Rien n’eût été perdu néanmoins, si l’énergie des jours suivans eût réparé la faute du 18. Malheureusement tout ce qui restait de vigueur dans l’âme du maréchal paraît s’être épuisé à la bataille de Rezonville. Depuis lors, il semble qu’une inexplicable inertie paralyse le commandement et suspende toute opération sérieuse. On ne travaille plus à diriger les événemens ni même à les combattre ; on les subit et on s’y résigne. L’ennemi fera ce qu’il voudra autour de Metz, établira des batteries, creusera des fossés, s’abritera derrière des retranchemens ; on laisse le champ libre à son activité, on n’y oppose que la patience et la force d’inertie ; 240,00O spectateurs vont assister de loin, sans les interrompre, aux travaux de l’armée prussienne. En comptant la garnison, les gardes mobiles, les gardes nationaux, et 20,000 paysans que l’invasion a chassés dans la forteresse, le maréchal Bazaine dispose d’autant de bras que le prince Frédéric-Charles ; il pourrait disputer le terrain pied à pied, remuer autant de terre que les Prussiens, lutter avec la pioche et la bêche aussi bien qu’avec le fusil. Un Todleben leur ferait payer cher chacun de leurs pas. Nous y songeons si peu que nous leur abandonnons des positions très fortes, comme s’il ne nous restait d’autre ressource que de nous replier sous le canon des forts et d’y attendre qu’on nous attaque. Le débouché de la route de Saulny sur le plateau d’Amanvillers, la hauteur de Mercy, d’autres points encore faciles à défendre, difficiles à reconquérir, tombent du premier coup entre les mains de l’ennemi, étonné de son bonheur. Pendant ce temps, l’armée prussienne se resserrait autour de Metz, qu’elle entreprenait d’investir ; sans perdre un jour, elle coupait dès le 19 la route de Thionville et séparait l’armée française du reste de la Fiance.
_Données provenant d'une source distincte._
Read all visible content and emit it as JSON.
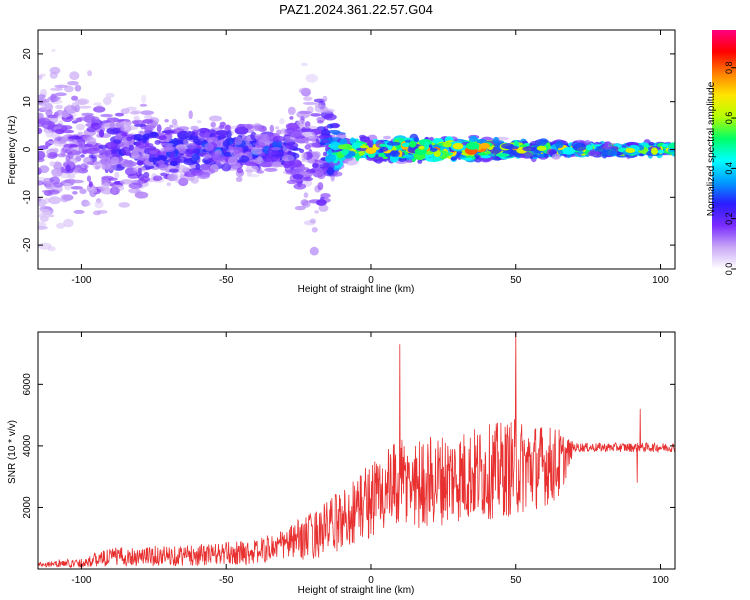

Dans cette redoutable situation, quelle était la pensée du maréchal Bazaine, quel plan de délivrance méditait-il ? L’armée, confiante encore malgré l’échec du 18, pleine d’énergie d’ailleurs et du désir de se battre, n’attendait que le signal des plus vigoureuses opérations. Quelques esprits sceptiques et prévoyans pénétraient seuls le secret de l’embarras et de l’irrésolution de leur chef. La circonspection naturelle de celui-ci augmentait avec le péril. De même que par prudence ou par inertie il n’avait pu se décider franchement à s’éloigner de Metz, à marcher sans arrière-pensée, avec un plan de campagne arrêté, dans la direction de Verdun, il ne savait cette fois encore quel parti serait le meilleur. Resterait-il sous les murs de la forteresse ? tenterait-il la fortune en rase campagne ? essaierait-il de donner la main au maréchal de Mac-Mahon ? Il hésitait de nouveau, et en attendant laissait passer les jours, jours précieux, jours irréparables pendant lesquels se décidait la destinée de la France. Il comptait sur le temps plus que sur lui-même, Le temps lui apporterait peut-être une solution et un moyen de salut. En tout cas, il évitait soigneusement de s’engager, de s’arrêter à un parti définitif. Rien de plus vague que la dépêche qu’il envoyait le 20, de son quartier-général du Ban-Saint-Martin, au maréchal de Mac-Mahon. « L’ennemi grossit toujours autour de nous, disait-il, et je suivrai très probablement pour vous rejoindre la ligne des places du nord. Je vous préviendrai de ma marche, si je puis toutefois l’entreprendre sans compromettre l’armée. » L’auteur de cette note pouvait à volonté, sans paraître se contredire, ou rester sous Metz ou s’éloigner. Il entendait en effet se réserver jusqu’au dernier moment une complète liberté d’action, ce qui était son droit et même son devoir, mais à la condition qu’il se décidât sur-le-champ et qu’il ne perdît pas de temps pour agir.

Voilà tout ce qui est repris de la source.